Endovascular strategy or open repair for ruptured abdominal aortic aneurysm: One-year outcomes from the IMPROVE randomized trial
Braithwaite B., Greenhalgh RM., Grieve R., Hassan TB., Moore F., Nicholson AA., Soong CV., Heatley F., Anjum A., Kalinowska G., Gomes M., Powell JT., Hinchliffe R., Sweeting M., Thompson MM., Thompson SG., Ulug P., Roberts I., Bell PRF., Cheetham A., Stephany J., Halliday AW., Warlow C., Lamont P., Moss J., Tijssen J., Ashleigh R., Thompson M., Thompson L., Cheshire NJ., Boyle JR., Serracino-Inglott F., Hinchliffe RJ., Bell R., Wilson N., Bown M., Dennis M., Davis M., Howell S., Wyatt MG., Valenti D., Bachoo P., Walker P., MacSweeney S., Davies JN., Rittoo D., Parvin SD., Yusuf W., Nice C., Chetter I., Howard A., Chong P., Bhat R., McLain D., Gordon A., Lane I., Hobbs S., Pillay W., Rowlands T., El-Tahir A., Asquith J., Cavanagh S., Dubois L., Forbes TL., Ashworth E., Baker S., Barakat H., Brady C., Brown J., Bufton C., Chance T., Chrisopoulou A., Cockell M., Croucher A., Dabee L., Dewhirst N., Evans J., Gibson A., Gorst S., Gough M., Graves L., Griffin M., Hatfield J., Hogg F., Howard S., Hughes C., Metcalfe D., Lapworth M., Massey I., Novick T., Owen G., Parr N., Pintar D., Spencer S., Thomson C., Thunder O., Wallace T., Ward S., Wealleans V., Wilson L.
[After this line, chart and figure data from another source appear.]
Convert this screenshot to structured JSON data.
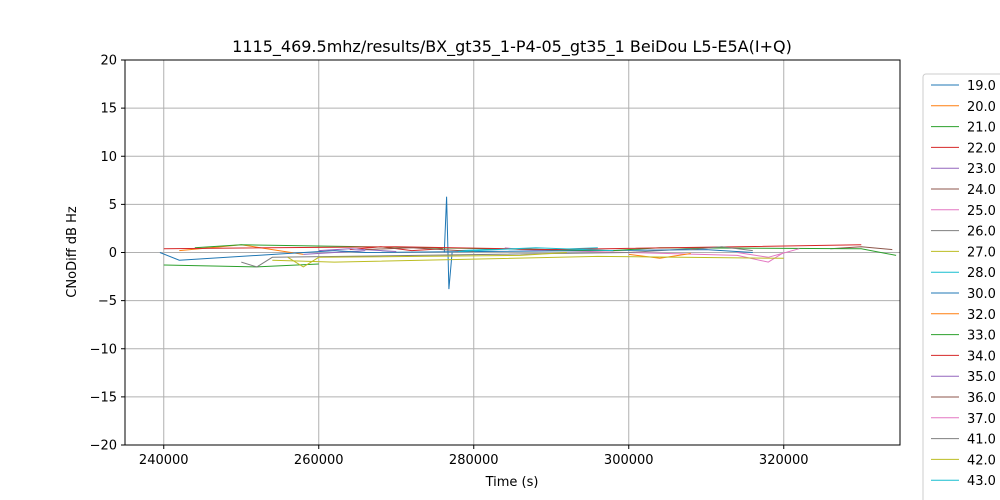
{
  "chart_data": {
    "type": "line",
    "title": "1115_469.5mhz/results/BX_gt35_1-P4-05_gt35_1 BeiDou L5-E5A(I+Q)",
    "xlabel": "Time (s)",
    "ylabel": "CNoDiff dB Hz",
    "xlim": [
      235000,
      335000
    ],
    "ylim": [
      -20,
      20
    ],
    "xticks": [
      240000,
      260000,
      280000,
      300000,
      320000
    ],
    "yticks": [
      -20,
      -15,
      -10,
      -5,
      0,
      5,
      10,
      15,
      20
    ],
    "grid": true,
    "legend_position": "right, outside",
    "series": [
      {
        "name": "19.0",
        "color": "#1f77b4",
        "x": [
          276200,
          276500,
          276800,
          277200
        ],
        "y": [
          0,
          5.8,
          -3.8,
          0
        ]
      },
      {
        "name": "20.0",
        "color": "#ff7f0e",
        "x": [
          242000,
          246000,
          250000,
          254000,
          258000
        ],
        "y": [
          0.2,
          0.5,
          0.8,
          0.3,
          -0.2
        ]
      },
      {
        "name": "21.0",
        "color": "#2ca02c",
        "x": [
          240000,
          252000,
          260000
        ],
        "y": [
          -1.3,
          -1.5,
          -1.2
        ]
      },
      {
        "name": "22.0",
        "color": "#d62728",
        "x": [
          264000,
          268000,
          272000,
          276000
        ],
        "y": [
          0.3,
          0.6,
          0.2,
          0.4
        ]
      },
      {
        "name": "23.0",
        "color": "#9467bd",
        "x": [
          258000,
          262000,
          266000
        ],
        "y": [
          -0.2,
          0.0,
          0.2
        ]
      },
      {
        "name": "24.0",
        "color": "#8c564b",
        "x": [
          326000,
          330000,
          334000
        ],
        "y": [
          0.4,
          0.6,
          0.3
        ]
      },
      {
        "name": "25.0",
        "color": "#e377c2",
        "x": [
          284000,
          286000,
          314000,
          318000,
          320000
        ],
        "y": [
          0.5,
          0.3,
          -0.3,
          -1.0,
          0.0
        ]
      },
      {
        "name": "26.0",
        "color": "#7f7f7f",
        "x": [
          250000,
          252000,
          254000,
          300000,
          310000
        ],
        "y": [
          -1.0,
          -1.5,
          -0.5,
          0.0,
          0.5
        ]
      },
      {
        "name": "27.0",
        "color": "#bcbd22",
        "x": [
          256000,
          258000,
          260000,
          286000,
          292000
        ],
        "y": [
          -0.5,
          -1.5,
          -0.5,
          -0.3,
          0.0
        ]
      },
      {
        "name": "28.0",
        "color": "#17becf",
        "x": [
          278000,
          284000,
          290000,
          296000
        ],
        "y": [
          0.2,
          0.4,
          0.3,
          0.5
        ]
      },
      {
        "name": "30.0",
        "color": "#1f77b4",
        "x": [
          239500,
          242000,
          262000,
          266000,
          310000,
          316000
        ],
        "y": [
          0.0,
          -0.8,
          0.2,
          0.0,
          0.3,
          0.0
        ]
      },
      {
        "name": "32.0",
        "color": "#ff7f0e",
        "x": [
          300000,
          304000,
          308000
        ],
        "y": [
          -0.2,
          -0.6,
          -0.1
        ]
      },
      {
        "name": "33.0",
        "color": "#2ca02c",
        "x": [
          244000,
          250000,
          298000,
          304000,
          330000,
          334500
        ],
        "y": [
          0.5,
          0.8,
          0.2,
          0.5,
          0.4,
          -0.3
        ]
      },
      {
        "name": "34.0",
        "color": "#d62728",
        "x": [
          240000,
          270000,
          290000,
          330000
        ],
        "y": [
          0.4,
          0.6,
          0.3,
          0.8
        ]
      },
      {
        "name": "35.0",
        "color": "#9467bd",
        "x": [
          260000,
          264000,
          270000
        ],
        "y": [
          0.2,
          0.4,
          0.1
        ]
      },
      {
        "name": "36.0",
        "color": "#8c564b",
        "x": [
          266000,
          272000,
          280000
        ],
        "y": [
          0.3,
          0.5,
          0.1
        ]
      },
      {
        "name": "37.0",
        "color": "#e377c2",
        "x": [
          314000,
          318000,
          322000
        ],
        "y": [
          0.0,
          -0.5,
          0.4
        ]
      },
      {
        "name": "41.0",
        "color": "#7f7f7f",
        "x": [
          308000,
          312000,
          316000
        ],
        "y": [
          0.3,
          0.6,
          0.2
        ]
      },
      {
        "name": "42.0",
        "color": "#bcbd22",
        "x": [
          254000,
          262000,
          296000,
          320000
        ],
        "y": [
          -0.8,
          -1.0,
          -0.4,
          -0.6
        ]
      },
      {
        "name": "43.0",
        "color": "#17becf",
        "x": [
          278000,
          288000,
          298000
        ],
        "y": [
          0.1,
          0.5,
          0.2
        ]
      }
    ]
  }
}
© 2015 The Author. Aims To report the longer term outcomes following either a strategy of endovascular repair first or open repair of ruptured abdominal aortic aneurysm, which are necessary for both patient and clinical decision-making. Methods and results This pragmatic multicentre (29 UK and 1 Canada) trial randomized 613 patients with a clinical diagnosis of ruptured aneurysm; 316 to an endovascular first strategy (if aortic morphology is suitable, open repair if not) and 297 to open repair. The principal 1-year outcome was mortality; secondary outcomes were re-interventions, hospital discharge, health-related quality-of-life (QoL) (EQ-5D), costs, Quality-Adjusted-Life-Years (QALYs), and cost-effectiveness [incremental net benefit (INB)]. At 1 year, all-cause mortality was 41.1% for the endovascular strategy group and 45.1% for the open repair group, odds ratio 0.85 [95% confidence interval (CI) 0.62, 1.17], P = 0.325, with similar re-intervention rates in each group. The endovascular strategy group and open repair groups had average total hospital stays of 17 and 26 days, respectively, P < 0.001. Patients surviving rupture had higher average EQ-5D utility scores in the endovascular strategy vs. open repair groups, mean differences 0.087 (95% CI 0.017, 0.158), 0.068 (95% CI-0.004, 0.140) at 3 and 12 months, respectively. There were indications that QALYs were higher and costs lower for the endovascular first strategy, combining to give an INB of £3877 (95% CI £253, £7408) or 4356 (95% CI 284, 8323). Conclusion An endovascular first strategy for management of ruptured aneurysms does not offer a survival benefit over 1 year but offers patients faster discharge with better QoL and is cost-effective.